Ruby Guilds are the new way concurrency will be handled in Ruby 3. There's still a long way to go until we reach that point, but I believe that we can already start implementing some of the concepts that will make our lives easier when we reach  Ruby 3.

Note: this is not an article explaining what are Guilds and how do they work. You can read excellent explanations on that here:

Note 2: everything here is based on some assumptions which means that in few years the concept might look totally different. However it doesn't mean that you shouldn't use good practices or some recommendations that I describe below.

Guilds basic concepts in a TL;DR version

  • Guilds have at least one thread (and a thread has a fiber)
  • Threads in different guilds can run in parallel
  • Threads in a same guild can not run in parallel because of GIL/GVL/GGL (Giant Guild Lock)
  • A guild can't access the objects of other guilds
  • Guilds are allowed to communicate with each other using channels (Guild::Channel)
  • Objects can be copied between guilds (deep copy)
  • Objects can be moved between guilds
  • Immutable objects (deeply immutable) can be shared between guilds

It sounds simple (and Koichi said that the initial concept implementation has only 400 lines), but it creates many problems that will have to be solved. I will try to cover some of them as they might have an impact on the overall performance of our code.

Don't try to unlearn locking and multi threading Ruby 2 approach

TL;DR: you will still have to know how to deal with multi threading and it's problems the way it is handled in Ruby 2.

GVL is insufficient to guard against data races on Ruby2 and this won't change inside single guild with multiple threads. Since Ruby core team aims to make Ruby 3 compatible with Ruby 2 software (so the community won't split with incompatible Ruby versions), any Ruby 2 software will run in Ruby 3 in a single Guild. So all your synchronization and locking problems won't go away without an effort.

Scaling with guilds won't be linear so don't think it will solve all your problems

Guilds won't be silver bullets.
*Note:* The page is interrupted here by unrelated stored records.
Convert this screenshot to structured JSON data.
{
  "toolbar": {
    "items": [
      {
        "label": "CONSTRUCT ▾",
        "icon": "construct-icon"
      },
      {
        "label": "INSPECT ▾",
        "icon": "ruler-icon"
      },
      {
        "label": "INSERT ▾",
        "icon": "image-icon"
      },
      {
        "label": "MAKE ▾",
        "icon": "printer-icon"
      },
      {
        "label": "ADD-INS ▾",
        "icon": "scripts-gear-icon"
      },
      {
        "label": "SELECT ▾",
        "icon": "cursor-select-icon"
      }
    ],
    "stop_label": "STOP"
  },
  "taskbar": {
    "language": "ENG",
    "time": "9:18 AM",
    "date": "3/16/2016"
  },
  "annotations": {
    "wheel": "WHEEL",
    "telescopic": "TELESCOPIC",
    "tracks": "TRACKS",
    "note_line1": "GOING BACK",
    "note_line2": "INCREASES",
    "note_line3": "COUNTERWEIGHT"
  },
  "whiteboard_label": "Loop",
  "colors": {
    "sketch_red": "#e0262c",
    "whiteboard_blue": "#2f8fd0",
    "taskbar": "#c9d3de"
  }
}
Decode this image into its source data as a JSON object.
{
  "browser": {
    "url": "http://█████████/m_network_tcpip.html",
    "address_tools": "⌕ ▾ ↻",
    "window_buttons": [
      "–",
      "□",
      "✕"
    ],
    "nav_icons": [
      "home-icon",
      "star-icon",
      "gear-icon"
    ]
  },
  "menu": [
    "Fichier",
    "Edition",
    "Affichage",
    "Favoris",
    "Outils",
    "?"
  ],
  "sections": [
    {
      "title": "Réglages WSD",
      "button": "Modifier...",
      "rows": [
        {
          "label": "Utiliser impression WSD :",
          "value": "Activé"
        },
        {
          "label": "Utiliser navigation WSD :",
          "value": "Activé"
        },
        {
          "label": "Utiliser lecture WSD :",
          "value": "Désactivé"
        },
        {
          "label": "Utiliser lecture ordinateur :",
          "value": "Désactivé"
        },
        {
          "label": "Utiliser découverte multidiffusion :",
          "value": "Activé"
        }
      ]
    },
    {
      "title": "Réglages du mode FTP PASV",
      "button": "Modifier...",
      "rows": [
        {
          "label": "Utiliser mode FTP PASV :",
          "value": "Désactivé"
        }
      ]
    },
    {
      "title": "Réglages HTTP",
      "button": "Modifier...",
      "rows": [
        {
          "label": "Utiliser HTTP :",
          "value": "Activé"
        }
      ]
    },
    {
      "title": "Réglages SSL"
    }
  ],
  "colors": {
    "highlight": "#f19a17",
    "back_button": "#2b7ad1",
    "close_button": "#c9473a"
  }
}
They will give Ruby programmers a new, great set of tools but they will for sure create some problems. If you hope that memory usage will drastically go down and that performance will go up, without you doing anything you might be really disappointed when new Ruby appears.

Objects owners mean more checking

TL;DR: the less you share the smaller the transferring overhead will be.

Objects will have guild owners. It means that Ruby will have to have references to which guild an object belongs. One of the slides from Koichi's presentation states that an exception will be thrown when trying to access object from other guild. It means that Ruby will have to have some sort of checker that will run either on:

  • every object access
  • every object access for objects that were transfered at least once (flag or something?)
  • every object access of an object that is not frozen and references in other guilds

Either way, there will be way more access checking. Ruby already checks the class of each object on it's access, so maybe this could be combined together.

What that means for us? The less objects we will share between guilds the faster they will run.

Transferring ownership - moving references vs copying

TL;DR: It might be faster (and for sure safer) to start using immutable structures if you plan to transfer a lot of data in between guilds.

Programmers will definitely want to transfer ownership not only for simple objects but also for more complex (and big) data structures. It means that Ruby not only will have to move main objects but all sub-objects (arrays of arrays of objects, etc).

And here a question emerges: wouldn't it be better to just copy the whole structure instead of updating all the references? Is there even a programming language that has a GC and allows moving mutable objects directly (without deep copying) between threads?

Method cache will remain global

TL;DR: OpenStruct will be a worse idea than it is right now. Try even harder not to invalidate method cache too much.

When we redefine a method (or add new), method lookup will have to be performed an cache invalidation needs to occur on all the guilds. This means that we will have to stop execution of all the guilds at once (since there shouldn't be a case when one runs on an old method version and another already uses new one).

If you wonder what OpenStruct does to your Ruby code and what impact exactly it has, you can read my article about that here: http://mensfeld.pl/2015/04/ruby-global-method-cache-invalidation-impact-on-a-single-and-multithreaded-applications/.

Global data

TL;DR: Freeze all the global data you define, stop using global variables, don't redefine stuff unless you really need to and don't overwrite constants.

By global data I mean:

  • Global variables
  • Class and module objects
  • Class variables
  • Constants
  • Instance variables of class and module objects

Operations that redefine things will be either impossible or slower. It will impact also access (mutable constants access between guilds).

Summary

There isn't much to summarize since for each section there's a TL;DR but it's worth pointing out that we need to be more cautions about sharing our data and about doing a lot of meta-programming beyond good practices (like redefining dynamically built constants) and everything should be fine.